Tom McNeill and Jonathan Flynn consider plans to extend the scope of “failing to prevent” bribery to other forms of economic crime.
At the London Anti-Corruption Summit in May 2016 the UK Government announced that it was considering extending the scope of “failing to prevent” bribery to other forms of economic crime, such as fraud and money laundering. It was a surprising move, the Ministry of Justice indicating as recently as September 2015 that it was shelving previous plans. That the Government chose to revive them only eight months later was no doubt due to the first successful and high-profile prosecutions under the Bribery Act 2010 in late 2015 (Standard Bank and Sweett Group), and the leak of the “Panama Papers” in April 2016, all of which put corporate criminal wrongdoing back on the legislative agenda.
The question of how to impose criminal liability on corporates is a conundrum with which UK lawmakers have grappled for decades. Until the mid-twentieth century, the generally accepted view was that, unlike individuals, a corporate lacked the “guilty intent” required by most offences and could not therefore be indicted. The solution, developed during the latter half of the last century, was the “identification principle”, stating that when a “directing mind” of a company commits an offence guilt can in turn be attributed to the company. However, “directing minds” are usually senior managers or directors and it would be unusual for them to be directly involved in criminal conduct, particularly in larger companies, with complex organisational structures and multiple layers of management. The recent LIBOR trials in the UK are a prime example; those indicted with conspiracy to defraud have been the traders or brokers, rather than those in senior management or directors.
When the Bribery Act came into force in July 2011, Parliament sought to circumvent the problems associated with the identification principle by making commercial organisations criminally liable under section 7(1) for bribery offences committed by persons who perform services on their behalf, and who intended a business advantage for the organisation. Significantly, the organisation does not need to have been aware of the bribery, nor does it need to have gained any commercial advantage. Whilst section 7(2) provides a defence if an organisation can prove that it had in place “adequate procedures” to prevent bribery offences, this shifts the onus onto organisations not only as a matter of criminal law but practically to ensure that they have robust anti-bribery measures.
Although the prosecutions of Standard Bank and Sweett were a watershed moment for Bribery Act enforcement (and, by extension, for the concept of corporate criminal liability), because the former resulted in the UK’s first Deferred Prosecution Agreement and the latter resulted in a guilty plea, the full scope of the section 7 offence has not yet been tested by the courts. Meanwhile, the Government is already pushing ahead with plans to introduce a new criminal offence of failing to prevent the facilitation of tax evasion. HMRC published revised draft legislation and guidance in April 2016, and the Government has included the offence within the Criminal Finances Bill 2016 which was introduced earlier this month.
It is against this backdrop that the Government is now considering extending the Bribery Act model to other forms of economic crime.
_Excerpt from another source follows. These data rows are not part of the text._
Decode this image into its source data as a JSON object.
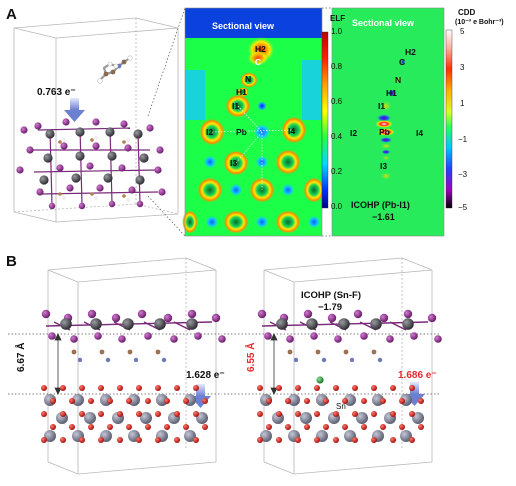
{
  "panels": {
    "a": {
      "letter": "A",
      "charge_transfer": "0.763 e⁻",
      "elf_map": {
        "title": "Sectional view",
        "colorbar_title": "ELF",
        "ticks": [
          "1.0",
          "0.8",
          "0.6",
          "0.4",
          "0.2",
          "0.0"
        ],
        "labels": {
          "h2": "H2",
          "c": "C",
          "n": "N",
          "h1": "H1",
          "i1": "I1",
          "i2": "I2",
          "pb": "Pb",
          "i4": "I4",
          "i3": "I3"
        }
      },
      "cdd_map": {
        "title": "Sectional view",
        "colorbar_title": "CDD",
        "colorbar_unit": "(10⁻³ e Bohr⁻³)",
        "ticks": [
          "5",
          "3",
          "1",
          "−1",
          "−3",
          "−5"
        ],
        "labels": {
          "h2": "H2",
          "c": "C",
          "n": "N",
          "h1": "H1",
          "i1": "I1",
          "i2": "I2",
          "pb": "Pb",
          "i4": "I4",
          "i3": "I3"
        },
        "icohp_label": "ICOHP (Pb-I1)",
        "icohp_value": "−1.61"
      }
    },
    "b": {
      "letter": "B",
      "left": {
        "distance": "6.67 Å",
        "charge_transfer": "1.628 e⁻"
      },
      "right": {
        "distance": "6.55 Å",
        "charge_transfer": "1.686 e⁻",
        "icohp_label": "ICOHP (Sn-F)",
        "icohp_value": "−1.79",
        "sn_label": "Sn"
      }
    }
  },
  "colors": {
    "iodine": "#8e2d8e",
    "lead": "#4a4a4f",
    "oxygen": "#d42020",
    "tin": "#8a8d9e",
    "fluorine": "#2a9a3a",
    "highlight": "#e8282d",
    "arrow": "#7b8fd6"
  }
}
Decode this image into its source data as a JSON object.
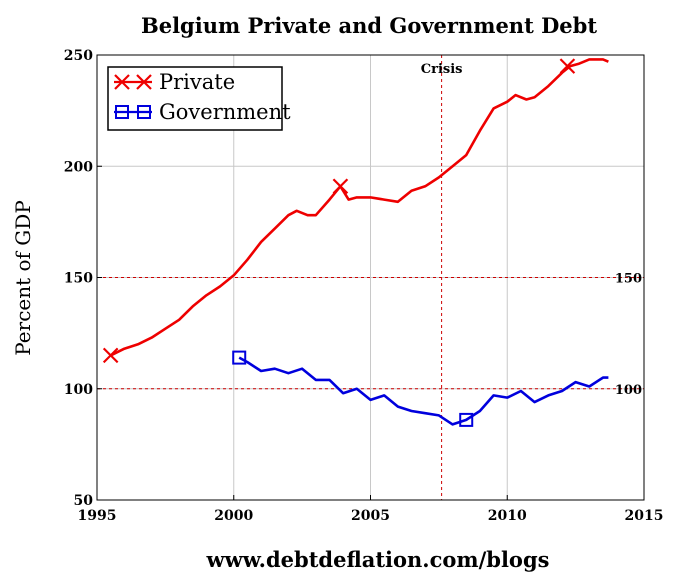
{
  "chart_data": {
    "type": "line",
    "title": "Belgium Private and Government Debt",
    "ylabel": "Percent of GDP",
    "xlabel": "",
    "footer": "www.debtdeflation.com/blogs",
    "xlim": [
      1995,
      2015
    ],
    "ylim": [
      50,
      250
    ],
    "x_ticks": [
      "1995",
      "2000",
      "2005",
      "2010",
      "2015"
    ],
    "y_ticks": [
      "50",
      "100",
      "150",
      "200",
      "250"
    ],
    "legend_position": "top-left",
    "grid": true,
    "reference_lines": [
      {
        "axis": "y",
        "value": 150,
        "label": "150",
        "color": "#cc0000"
      },
      {
        "axis": "y",
        "value": 100,
        "label": "100",
        "color": "#cc0000"
      },
      {
        "axis": "x",
        "value": 2007.6,
        "label": "Crisis",
        "color": "#cc0000"
      }
    ],
    "series": [
      {
        "name": "Private",
        "color": "#ee0000",
        "marker": "x",
        "points": [
          [
            1995.5,
            115
          ],
          [
            1996,
            118
          ],
          [
            1996.5,
            120
          ],
          [
            1997,
            123
          ],
          [
            1997.5,
            127
          ],
          [
            1998,
            131
          ],
          [
            1998.5,
            137
          ],
          [
            1999,
            142
          ],
          [
            1999.5,
            146
          ],
          [
            2000,
            151
          ],
          [
            2000.5,
            158
          ],
          [
            2001,
            166
          ],
          [
            2001.5,
            172
          ],
          [
            2002,
            178
          ],
          [
            2002.3,
            180
          ],
          [
            2002.7,
            178
          ],
          [
            2003,
            178
          ],
          [
            2003.5,
            185
          ],
          [
            2003.9,
            191
          ],
          [
            2004.2,
            185
          ],
          [
            2004.5,
            186
          ],
          [
            2005,
            186
          ],
          [
            2005.5,
            185
          ],
          [
            2006,
            184
          ],
          [
            2006.5,
            189
          ],
          [
            2007,
            191
          ],
          [
            2007.5,
            195
          ],
          [
            2008,
            200
          ],
          [
            2008.5,
            205
          ],
          [
            2009,
            216
          ],
          [
            2009.5,
            226
          ],
          [
            2010,
            229
          ],
          [
            2010.3,
            232
          ],
          [
            2010.7,
            230
          ],
          [
            2011,
            231
          ],
          [
            2011.5,
            236
          ],
          [
            2012,
            242
          ],
          [
            2012.3,
            245
          ],
          [
            2012.6,
            246
          ],
          [
            2013,
            248
          ],
          [
            2013.5,
            248
          ],
          [
            2013.7,
            247
          ]
        ],
        "marker_points": [
          [
            1995.5,
            115
          ],
          [
            2003.9,
            191
          ],
          [
            2012.2,
            245
          ]
        ]
      },
      {
        "name": "Government",
        "color": "#0000dd",
        "marker": "square",
        "points": [
          [
            2000.2,
            114
          ],
          [
            2000.5,
            112
          ],
          [
            2001,
            108
          ],
          [
            2001.5,
            109
          ],
          [
            2002,
            107
          ],
          [
            2002.5,
            109
          ],
          [
            2003,
            104
          ],
          [
            2003.5,
            104
          ],
          [
            2004,
            98
          ],
          [
            2004.5,
            100
          ],
          [
            2005,
            95
          ],
          [
            2005.5,
            97
          ],
          [
            2006,
            92
          ],
          [
            2006.5,
            90
          ],
          [
            2007,
            89
          ],
          [
            2007.5,
            88
          ],
          [
            2008,
            84
          ],
          [
            2008.5,
            86
          ],
          [
            2009,
            90
          ],
          [
            2009.5,
            97
          ],
          [
            2010,
            96
          ],
          [
            2010.5,
            99
          ],
          [
            2011,
            94
          ],
          [
            2011.5,
            97
          ],
          [
            2012,
            99
          ],
          [
            2012.5,
            103
          ],
          [
            2013,
            101
          ],
          [
            2013.5,
            105
          ],
          [
            2013.7,
            105
          ]
        ],
        "marker_points": [
          [
            2000.2,
            114
          ],
          [
            2008.5,
            86
          ]
        ]
      }
    ]
  }
}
The key consideration will be how the offences are defined and how any defence operates. One difficulty will be for any new offence to strike a careful balance between prosecuting corporates who fail to prevent fraud in their organisation, whilst at the same time protecting (possibly the same) corporates’ rights as the victims of fraud.
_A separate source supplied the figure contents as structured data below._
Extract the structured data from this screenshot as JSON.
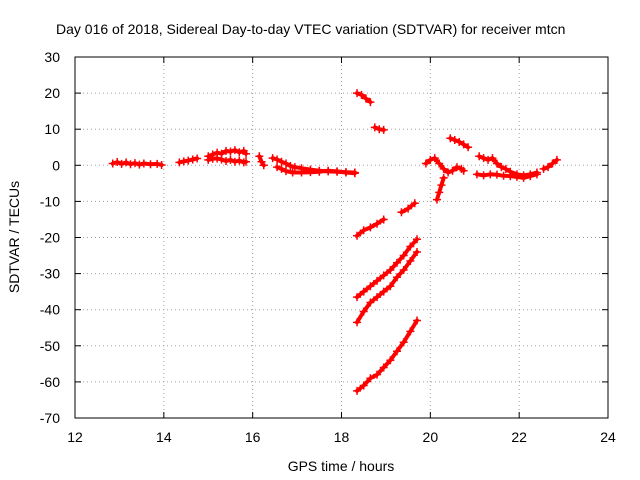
{
  "chart_data": {
    "type": "scatter",
    "title": "Day 016 of 2018, Sidereal Day-to-day VTEC variation (SDTVAR) for receiver mtcn",
    "xlabel": "GPS time / hours",
    "ylabel": "SDTVAR / TECUs",
    "xlim": [
      12,
      24
    ],
    "ylim": [
      -70,
      30
    ],
    "xticks": [
      "12",
      "14",
      "16",
      "18",
      "20",
      "22",
      "24"
    ],
    "yticks": [
      "30",
      "20",
      "10",
      "0",
      "-10",
      "-20",
      "-30",
      "-40",
      "-50",
      "-60",
      "-70"
    ],
    "grid": true,
    "marker": "plus",
    "color": "#ff0000",
    "series": [
      {
        "name": "near-zero",
        "points": [
          [
            12.85,
            0.5
          ],
          [
            12.95,
            0.9
          ],
          [
            13.05,
            0.4
          ],
          [
            13.15,
            0.8
          ],
          [
            13.25,
            0.3
          ],
          [
            13.35,
            0.6
          ],
          [
            13.45,
            0.2
          ],
          [
            13.55,
            0.5
          ],
          [
            13.7,
            0.3
          ],
          [
            13.85,
            0.4
          ],
          [
            13.95,
            0.1
          ]
        ]
      },
      {
        "name": "near-zero",
        "points": [
          [
            14.35,
            0.8
          ],
          [
            14.45,
            1.1
          ],
          [
            14.55,
            1.3
          ],
          [
            14.65,
            1.6
          ],
          [
            14.75,
            1.9
          ]
        ]
      },
      {
        "name": "near-zero",
        "points": [
          [
            15.0,
            2.5
          ],
          [
            15.1,
            3.0
          ],
          [
            15.2,
            3.5
          ],
          [
            15.3,
            3.2
          ],
          [
            15.4,
            4.0
          ],
          [
            15.5,
            3.8
          ],
          [
            15.6,
            4.2
          ],
          [
            15.7,
            3.6
          ],
          [
            15.8,
            4.0
          ],
          [
            15.85,
            3.2
          ]
        ]
      },
      {
        "name": "near-zero",
        "points": [
          [
            15.0,
            1.5
          ],
          [
            15.1,
            1.8
          ],
          [
            15.2,
            1.9
          ],
          [
            15.3,
            1.6
          ],
          [
            15.4,
            1.2
          ],
          [
            15.5,
            1.5
          ],
          [
            15.6,
            1.0
          ],
          [
            15.7,
            1.3
          ],
          [
            15.8,
            0.8
          ],
          [
            15.85,
            1.0
          ]
        ]
      },
      {
        "name": "near-zero",
        "points": [
          [
            16.15,
            2.5
          ],
          [
            16.2,
            1.0
          ],
          [
            16.25,
            0.0
          ]
        ]
      },
      {
        "name": "near-zero",
        "points": [
          [
            16.45,
            2.0
          ],
          [
            16.55,
            1.6
          ],
          [
            16.65,
            1.0
          ],
          [
            16.75,
            0.5
          ],
          [
            16.85,
            -0.2
          ],
          [
            16.95,
            -0.5
          ],
          [
            17.1,
            -0.8
          ],
          [
            17.3,
            -1.2
          ],
          [
            17.5,
            -1.5
          ],
          [
            17.7,
            -1.7
          ],
          [
            17.9,
            -1.8
          ],
          [
            18.1,
            -1.9
          ],
          [
            18.3,
            -2.0
          ]
        ]
      },
      {
        "name": "near-zero",
        "points": [
          [
            16.55,
            -0.5
          ],
          [
            16.65,
            -1.0
          ],
          [
            16.75,
            -1.6
          ],
          [
            16.9,
            -2.0
          ],
          [
            17.1,
            -2.0
          ],
          [
            17.3,
            -1.9
          ],
          [
            17.5,
            -1.8
          ],
          [
            17.7,
            -1.5
          ],
          [
            17.9,
            -1.7
          ],
          [
            18.1,
            -2.0
          ],
          [
            18.3,
            -2.2
          ]
        ]
      },
      {
        "name": "near-zero",
        "points": [
          [
            19.9,
            0.5
          ],
          [
            20.0,
            1.5
          ],
          [
            20.1,
            2.0
          ],
          [
            20.2,
            0.5
          ],
          [
            20.3,
            -1.0
          ],
          [
            20.4,
            -2.0
          ],
          [
            20.5,
            -1.5
          ],
          [
            20.6,
            -0.5
          ],
          [
            20.7,
            -1.0
          ],
          [
            20.75,
            -1.5
          ]
        ]
      },
      {
        "name": "near-zero",
        "points": [
          [
            20.3,
            -3.5
          ],
          [
            20.25,
            -5.5
          ],
          [
            20.2,
            -7.5
          ],
          [
            20.15,
            -9.5
          ]
        ]
      },
      {
        "name": "near-zero",
        "points": [
          [
            20.45,
            7.5
          ],
          [
            20.55,
            7.0
          ],
          [
            20.65,
            6.5
          ],
          [
            20.75,
            5.8
          ],
          [
            20.85,
            5.0
          ]
        ]
      },
      {
        "name": "near-zero",
        "points": [
          [
            21.1,
            2.5
          ],
          [
            21.2,
            2.0
          ],
          [
            21.3,
            1.5
          ],
          [
            21.4,
            2.0
          ],
          [
            21.5,
            0.5
          ],
          [
            21.6,
            -0.5
          ],
          [
            21.7,
            -1.0
          ],
          [
            21.8,
            -1.8
          ],
          [
            21.95,
            -2.5
          ],
          [
            22.1,
            -2.8
          ],
          [
            22.25,
            -2.5
          ],
          [
            22.4,
            -2.0
          ]
        ]
      },
      {
        "name": "near-zero",
        "points": [
          [
            21.05,
            -2.5
          ],
          [
            21.2,
            -2.8
          ],
          [
            21.35,
            -2.5
          ],
          [
            21.5,
            -2.6
          ],
          [
            21.65,
            -2.9
          ],
          [
            21.8,
            -3.0
          ],
          [
            21.95,
            -3.2
          ],
          [
            22.1,
            -3.5
          ],
          [
            22.25,
            -3.0
          ],
          [
            22.4,
            -2.5
          ]
        ]
      },
      {
        "name": "near-zero",
        "points": [
          [
            22.55,
            -1.0
          ],
          [
            22.65,
            -0.5
          ],
          [
            22.75,
            0.5
          ],
          [
            22.85,
            1.5
          ]
        ]
      },
      {
        "name": "track",
        "points": [
          [
            18.35,
            20
          ],
          [
            18.45,
            19.5
          ],
          [
            18.55,
            18.5
          ],
          [
            18.65,
            17.5
          ]
        ]
      },
      {
        "name": "track",
        "points": [
          [
            18.75,
            10.5
          ],
          [
            18.85,
            10.0
          ],
          [
            18.95,
            9.8
          ]
        ]
      },
      {
        "name": "track",
        "points": [
          [
            18.35,
            -19.5
          ],
          [
            18.5,
            -18.0
          ],
          [
            18.65,
            -17.2
          ],
          [
            18.8,
            -16.2
          ],
          [
            18.95,
            -15.0
          ]
        ]
      },
      {
        "name": "track",
        "points": [
          [
            19.35,
            -13.0
          ],
          [
            19.5,
            -12.0
          ],
          [
            19.65,
            -10.5
          ]
        ]
      },
      {
        "name": "track",
        "points": [
          [
            18.35,
            -36.5
          ],
          [
            18.5,
            -35.0
          ],
          [
            18.65,
            -33.5
          ],
          [
            18.8,
            -32.0
          ],
          [
            18.95,
            -30.5
          ],
          [
            19.1,
            -29.0
          ],
          [
            19.25,
            -27.0
          ],
          [
            19.4,
            -25.0
          ],
          [
            19.55,
            -22.5
          ],
          [
            19.7,
            -20.5
          ]
        ]
      },
      {
        "name": "track",
        "points": [
          [
            18.35,
            -43.5
          ],
          [
            18.5,
            -40.5
          ],
          [
            18.65,
            -38.0
          ],
          [
            18.8,
            -36.5
          ],
          [
            18.95,
            -35.0
          ],
          [
            19.1,
            -33.5
          ],
          [
            19.25,
            -31.0
          ],
          [
            19.4,
            -29.0
          ],
          [
            19.55,
            -26.5
          ],
          [
            19.7,
            -24.0
          ]
        ]
      },
      {
        "name": "track",
        "points": [
          [
            18.35,
            -62.5
          ],
          [
            18.5,
            -61.0
          ],
          [
            18.65,
            -59.0
          ],
          [
            18.8,
            -58.0
          ],
          [
            18.95,
            -56.0
          ],
          [
            19.1,
            -54.0
          ],
          [
            19.25,
            -51.5
          ],
          [
            19.4,
            -49.0
          ],
          [
            19.55,
            -46.0
          ],
          [
            19.7,
            -43.0
          ]
        ]
      }
    ]
  }
}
It remains to be seen whether the Government’s plans to extend “failing to prevent” bribery to other forms of economic crime will be carried forward by a new Prime Minister. The potential impact on UK companies is significant, not only in terms of the fines and reputational damage which flow from a criminal conviction, but also the financial burden of yet further compliance costs. It will be interesting to see whether post Brexit there is continued appetite for reform in this area, or whether the desire to foster continued investment into the UK discourages the imposition of such regulatory burdens. However, for the time being at least, the Attorney General, Jeremy Wright QC, has confirmed the Government’s intention to move forward with proposals in this area. In a speech at the Cambridge International Symposium on Economic Crime in September 2016 he stated: “The government will soon consult on plans to extend the scope of the criminal offence of a corporation ‘failing to prevent’ offending beyond bribery to other economic crimes, such as money laundering, false accounting and fraud”. This consultation will be awaited with interest.